Furthermore, this study shows that also lesser degrees of vascular stenosis carry a high risk of recurrent events as compared to patients without atherosclerotic disease. Unfortunately, the authors did not dig into efficacy according to stenosis severity. Similar to other trials of DAPT, the main benefit was seen within the first two weeks. Hence, also in patients with atherosclerotic disease, most physicians will choose this duration in clinical practice.3 When applying those results in clinical practice, we should also keep in mind that the positive DAPT trials used loading doses of both Aspirin and Ticagrelor, early treatment within 24 hours after onset of symptoms, and included only clear-cut TIAs and patients not undergoing intravenous or endovascular recanalization.
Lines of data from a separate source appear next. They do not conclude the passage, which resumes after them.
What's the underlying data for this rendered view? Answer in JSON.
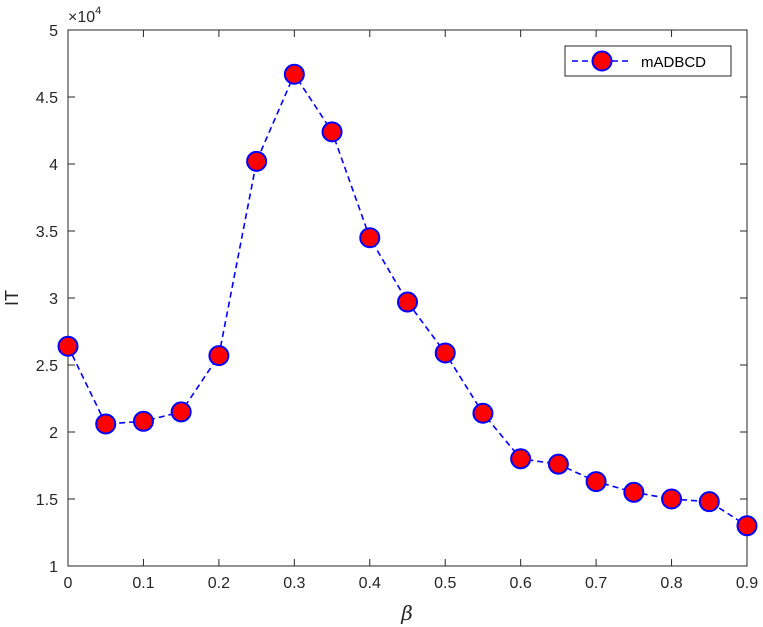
{
  "chart_data": {
    "type": "line",
    "xlabel": "β",
    "ylabel": "IT",
    "y_multiplier": "×10",
    "y_multiplier_exponent": "4",
    "xlim": [
      0,
      0.9
    ],
    "ylim": [
      1,
      5
    ],
    "x_ticks": [
      0,
      0.1,
      0.2,
      0.3,
      0.4,
      0.5,
      0.6,
      0.7,
      0.8,
      0.9
    ],
    "x_tick_labels": [
      "0",
      "0.1",
      "0.2",
      "0.3",
      "0.4",
      "0.5",
      "0.6",
      "0.7",
      "0.8",
      "0.9"
    ],
    "y_ticks": [
      1,
      1.5,
      2,
      2.5,
      3,
      3.5,
      4,
      4.5,
      5
    ],
    "y_tick_labels": [
      "1",
      "1.5",
      "2",
      "2.5",
      "3",
      "3.5",
      "4",
      "4.5",
      "5"
    ],
    "grid": false,
    "legend_position": "top-right",
    "x": [
      0,
      0.05,
      0.1,
      0.15,
      0.2,
      0.25,
      0.3,
      0.35,
      0.4,
      0.45,
      0.5,
      0.55,
      0.6,
      0.65,
      0.7,
      0.75,
      0.8,
      0.85,
      0.9
    ],
    "series": [
      {
        "name": "mADBCD",
        "values": [
          2.64,
          2.06,
          2.08,
          2.15,
          2.57,
          4.02,
          4.67,
          4.24,
          3.45,
          2.97,
          2.59,
          2.14,
          1.8,
          1.76,
          1.63,
          1.55,
          1.5,
          1.48,
          1.3
        ],
        "line_color": "#0000ff",
        "line_style": "dashed",
        "marker": "circle",
        "marker_fill": "#ff0000",
        "marker_edge": "#0000ff"
      }
    ]
  }
}
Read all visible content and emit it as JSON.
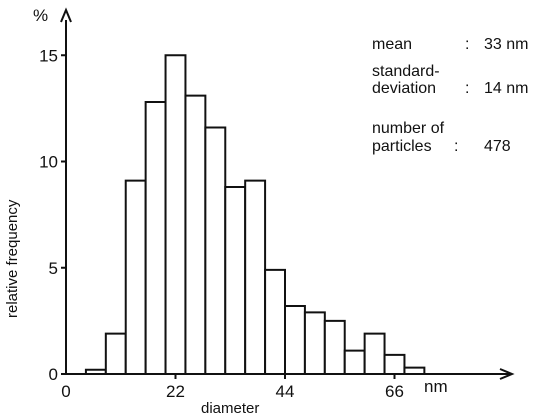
{
  "chart_data": {
    "type": "bar",
    "title": "",
    "xlabel": "diameter",
    "ylabel": "relative frequency",
    "x_unit": "nm",
    "y_unit": "%",
    "bin_width": 4,
    "xlim": [
      0,
      88
    ],
    "ylim": [
      0,
      16
    ],
    "x_ticks": [
      "0",
      "22",
      "44",
      "66"
    ],
    "y_ticks": [
      "0",
      "5",
      "10",
      "15"
    ],
    "bins": [
      {
        "x": 6,
        "value": 0.2
      },
      {
        "x": 10,
        "value": 1.9
      },
      {
        "x": 14,
        "value": 9.1
      },
      {
        "x": 18,
        "value": 12.8
      },
      {
        "x": 22,
        "value": 15.0
      },
      {
        "x": 26,
        "value": 13.1
      },
      {
        "x": 30,
        "value": 11.6
      },
      {
        "x": 34,
        "value": 8.8
      },
      {
        "x": 38,
        "value": 9.1
      },
      {
        "x": 42,
        "value": 4.9
      },
      {
        "x": 46,
        "value": 3.2
      },
      {
        "x": 50,
        "value": 2.9
      },
      {
        "x": 54,
        "value": 2.5
      },
      {
        "x": 58,
        "value": 1.1
      },
      {
        "x": 62,
        "value": 1.9
      },
      {
        "x": 66,
        "value": 0.9
      },
      {
        "x": 70,
        "value": 0.3
      }
    ],
    "grid": false,
    "legend": "none",
    "annotations": [
      {
        "label": "mean",
        "separator": ":",
        "value": "33 nm"
      },
      {
        "label": [
          "standard-",
          "deviation"
        ],
        "separator": ":",
        "value": "14 nm"
      },
      {
        "label": [
          "number of",
          "particles"
        ],
        "separator": ":",
        "value": "478"
      }
    ]
  }
}
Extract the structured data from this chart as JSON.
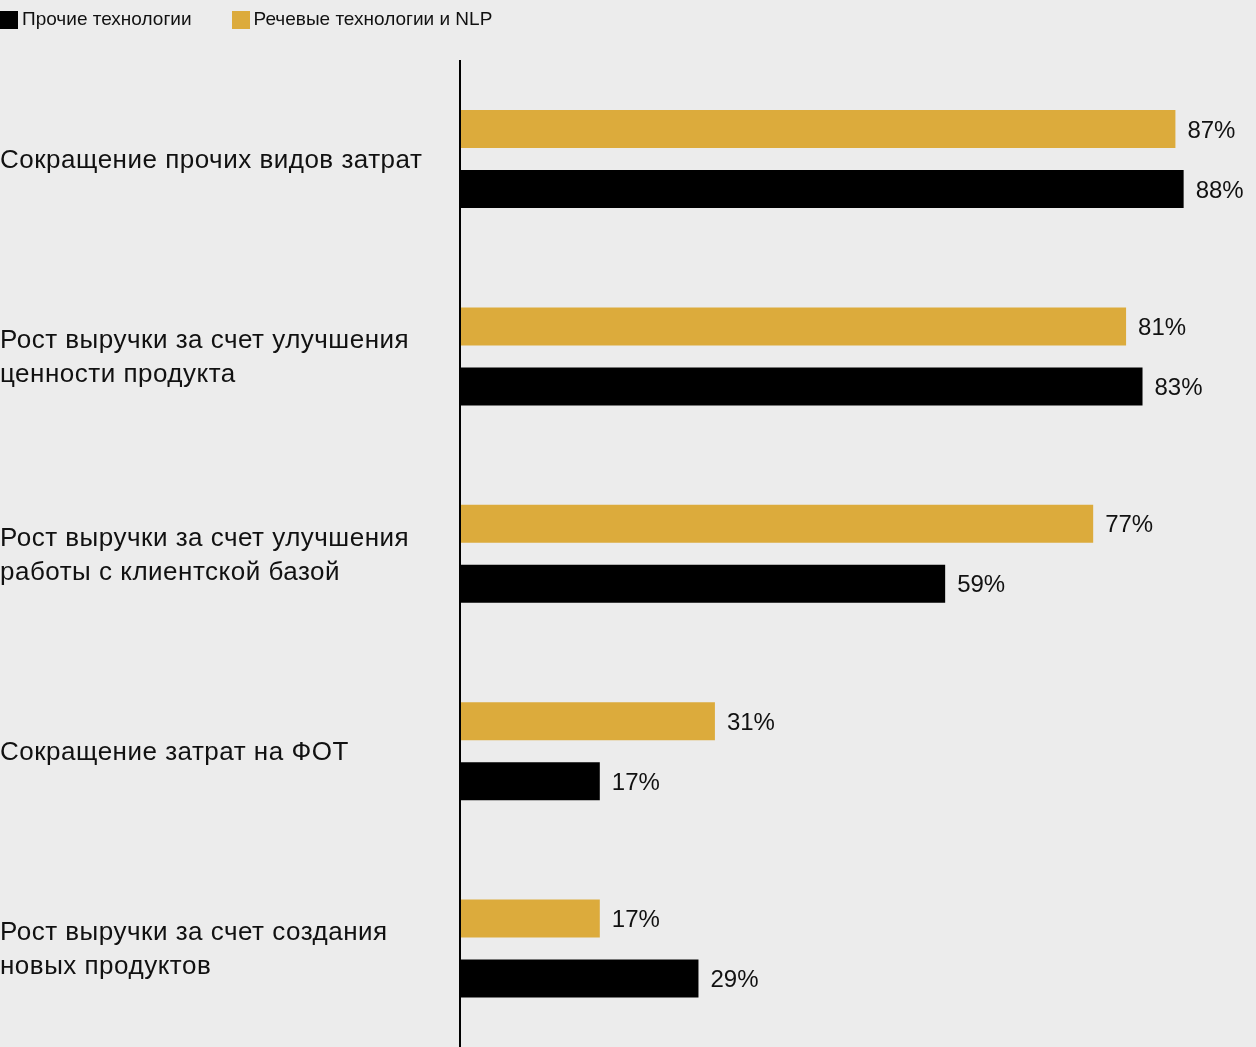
{
  "chart_data": {
    "type": "bar",
    "orientation": "horizontal",
    "legend": "top left",
    "categories": [
      "Сокращение прочих видов затрат",
      "Рост выручки за счет улучшения ценности продукта",
      "Рост выручки за счет улучшения работы с клиентской базой",
      "Сокращение затрат на ФОТ",
      "Рост выручки за счет создания новых продуктов"
    ],
    "series": [
      {
        "name": "Речевые технологии и NLP",
        "color": "#dcab3c",
        "values": [
          87,
          81,
          77,
          31,
          17
        ],
        "value_labels": [
          "87%",
          "81%",
          "77%",
          "31%",
          "17%"
        ]
      },
      {
        "name": "Прочие технологии",
        "color": "#000000",
        "values": [
          88,
          83,
          59,
          17,
          29
        ],
        "value_labels": [
          "88%",
          "83%",
          "59%",
          "17%",
          "29%"
        ]
      }
    ]
  }
}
1.         Wang Y, Johnston SC, Bath PM, Grotta JC, Pan Y, Amarenco P, Wang Y, Simon T, Kim JS, Jeng JS, et al. Acute dual antiplatelet therapy for minor ischaemic stroke or transient ischaemic attack. BMJ. 2019;364.

2.         Diener HC. The cause of stroke matters for secondary prevention. Lancet Neurol. 2017;16:256–257.

3.         Pan Y, Elm JJ, Li H, Easton JD, Wang Y, Farrant M, Meng X, Kim AS, Zhao X, Meurer WJ, et al. Outcomes Associated with Clopidogrel-Aspirin Use in Minor Stroke or Transient Ischemic Attack: A Pooled Analysis of Clopidogrel in High-Risk Patients with Acute Non-Disabling Cerebrovascular Events (CHANCE) and Platelet-Oriented Inhibition in New TIA and Minor Ischemic Stroke (POINT) Trials. JAMA Neurol. 2019;76:1466–1473.